Shixin Li, Yuye Yin, Dongmei Hou, Yongchao Jin, Yuan Zhao, Jiangbo Tong, Xu Liu, Guomin Shen, Tongtao Yue, Kang Liu, Yi Gu, Luju Chen, Fangzhe Ren, Jinlin Huang, Jian-Ke Tie
Abstract
Open AccessVenous thromboembolism (VTE) presents a significant global health burden due to its high incidence and potentially life-threatening complications. Although anticoagulants targeting vitamin K-dependent (VKD) factors, particularly factor X (FX), are widely employed, their efficacy is often limited by bleeding risks arising from off-target effects.

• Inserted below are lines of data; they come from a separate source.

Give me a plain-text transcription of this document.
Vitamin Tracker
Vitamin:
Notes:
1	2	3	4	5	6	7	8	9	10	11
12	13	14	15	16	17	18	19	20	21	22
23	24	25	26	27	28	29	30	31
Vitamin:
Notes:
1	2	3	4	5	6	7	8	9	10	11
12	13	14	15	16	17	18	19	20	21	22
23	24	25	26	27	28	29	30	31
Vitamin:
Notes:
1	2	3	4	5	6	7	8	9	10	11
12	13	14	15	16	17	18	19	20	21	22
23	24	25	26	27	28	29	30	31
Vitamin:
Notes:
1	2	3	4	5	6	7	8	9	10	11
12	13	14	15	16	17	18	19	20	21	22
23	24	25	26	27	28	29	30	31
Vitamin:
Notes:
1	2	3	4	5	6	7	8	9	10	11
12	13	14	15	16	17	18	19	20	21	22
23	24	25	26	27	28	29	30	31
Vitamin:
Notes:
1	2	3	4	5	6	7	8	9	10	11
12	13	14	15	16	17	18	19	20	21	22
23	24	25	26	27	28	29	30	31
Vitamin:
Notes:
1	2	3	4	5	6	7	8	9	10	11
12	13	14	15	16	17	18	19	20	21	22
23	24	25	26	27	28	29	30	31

Nanoparticle-based strategies, by contrast, enable precise and tunable modulation of protein activity through controlled adjustments in particle size, charge, and functionalization. In this work, we engineered negatively charged gold nanoparticles (GNPs) of defined sizes to selectively interact with the γ-carboxyglutamic acid (Gla) domain of VKD coagulation proteins. Using computational simulations, we systematically compared their binding conformations and affinities between GNPs and diverse VKD coagulation proteins, uncovering a size-dependent binding mechanism. This finding was subsequently validated through biochemical assays at both the molecular and cellular levels. Notably, GNPs with diameters of 2-3 nm demonstrated significantly higher affinity for FX compared to other VKD proteins, such as factor IX and protein C. This specific binding triggered substantial conformational changes in FX, diminishing its membrane-binding affinity. These structural alterations also reduced its enzymatic activity and impaired its activation efficiency within the coagulation cascade, thereby effectively attenuating the cascade by selectively modulating FX activity. Comprehensive in vitro coagulation assays and in vivo murine thrombosis models further validated that GNP treatment effectively prolonged coagulation time, demonstrating robust antithrombotic efficacy. Collectively, our results establish a novel nanoparticle-based therapeutic paradigm for targeting FX, offering an innovative and promising approach for enhancing the safety and efficacy of VTE prevention and management.